Introduction¶
Getting Started¶
Most of the functionality that one will use is contained in the main module
import hdf5storage
Lower level functionality needed mostly for extending this package to work with more datatypes are in its submodules.
The main functions in this module are write()
and
read()
which write a single Python variable to an HDF5 file or
read the specified contents at one location in an HDF5 file and convert
to Python types.
HDF5 files are structured much like a Unix filesystem, so everything can
be referenced with a POSIX style path, which look like
'/pyth/hf'
. Unlike a Windows path, back slashes ('/'
) are used
as directory separators instead of forward slashes ('\'
) and the
base of the file system is just '/'
instead of something like
'C:\'
. In the language of HDF5, what we call directories and files
in filesystems are called groups and datasets.
write()
has many options for controlling how the data is
stored, and what metadata is stored, but we can ignore that for now.
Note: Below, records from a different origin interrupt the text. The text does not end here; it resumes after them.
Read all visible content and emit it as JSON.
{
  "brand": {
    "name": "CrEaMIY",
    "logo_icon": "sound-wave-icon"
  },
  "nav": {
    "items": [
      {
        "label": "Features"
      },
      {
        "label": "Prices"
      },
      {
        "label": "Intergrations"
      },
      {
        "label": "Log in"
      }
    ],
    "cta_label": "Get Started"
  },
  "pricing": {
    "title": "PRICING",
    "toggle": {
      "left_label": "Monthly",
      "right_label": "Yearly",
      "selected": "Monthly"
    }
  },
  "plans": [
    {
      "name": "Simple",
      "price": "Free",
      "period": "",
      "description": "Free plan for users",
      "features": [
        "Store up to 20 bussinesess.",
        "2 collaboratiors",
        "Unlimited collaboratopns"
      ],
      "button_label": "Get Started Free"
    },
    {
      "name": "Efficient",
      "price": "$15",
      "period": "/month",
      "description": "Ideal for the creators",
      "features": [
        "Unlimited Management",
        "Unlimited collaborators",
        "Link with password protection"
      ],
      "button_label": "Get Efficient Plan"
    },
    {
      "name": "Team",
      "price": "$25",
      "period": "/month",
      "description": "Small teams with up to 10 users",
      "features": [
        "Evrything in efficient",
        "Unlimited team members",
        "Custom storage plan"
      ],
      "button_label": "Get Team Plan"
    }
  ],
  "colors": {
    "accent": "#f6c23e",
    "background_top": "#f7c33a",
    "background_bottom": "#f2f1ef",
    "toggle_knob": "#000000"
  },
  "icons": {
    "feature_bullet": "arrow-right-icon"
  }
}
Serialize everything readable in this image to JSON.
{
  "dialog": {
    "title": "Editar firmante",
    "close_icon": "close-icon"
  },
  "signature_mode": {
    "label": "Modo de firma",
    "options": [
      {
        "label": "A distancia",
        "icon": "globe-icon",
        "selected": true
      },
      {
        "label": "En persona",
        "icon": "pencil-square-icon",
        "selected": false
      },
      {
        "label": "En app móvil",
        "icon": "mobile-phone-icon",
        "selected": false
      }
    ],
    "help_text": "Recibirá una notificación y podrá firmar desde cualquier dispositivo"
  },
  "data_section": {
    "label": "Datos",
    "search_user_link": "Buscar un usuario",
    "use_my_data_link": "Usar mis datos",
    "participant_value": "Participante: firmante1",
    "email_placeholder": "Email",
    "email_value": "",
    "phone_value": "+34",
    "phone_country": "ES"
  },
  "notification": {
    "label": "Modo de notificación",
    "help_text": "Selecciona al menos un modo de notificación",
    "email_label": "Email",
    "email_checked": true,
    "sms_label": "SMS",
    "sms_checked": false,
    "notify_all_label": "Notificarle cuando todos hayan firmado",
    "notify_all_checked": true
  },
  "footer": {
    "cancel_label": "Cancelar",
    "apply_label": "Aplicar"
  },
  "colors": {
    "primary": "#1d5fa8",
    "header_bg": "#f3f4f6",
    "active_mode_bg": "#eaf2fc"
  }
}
If
we have a variable named foo
that we want to write to an HDF5 file
named data.h5
, we would write it by
hdf5storage.write(foo, path='/foo', filename='data.h5')
And then we can read it back from the file with the read()
function, which returns the read data. Here, we will put the data we
read back into the variable bar
bar = hdf5storage.read(path='/foo', filename='data.h5')
Writing And Reading Several Python Variables at Once¶
To write and read more than one Python variable, one could use
write()
and read()
for each variable individually.
This can incur a major performance penalty, especially for large HDF5
files, since each call opens and closes the HDF5 file (sometimes more
than once).
Version 0.1.10
added a way to do this without incuring this
performance penalty by adding two new functions: writes()
and
reads()
.
They can write and read more than one Python variable at once, though
they can still work with a single variable. In fact, write()
and read()
are now wrappers around them. savemat()
and loadmat()
currently use them for the improved performance.
New in version 0.1.10: Ability to write and read more than one Python variable at a time without opening and closing the HDF5 file each time.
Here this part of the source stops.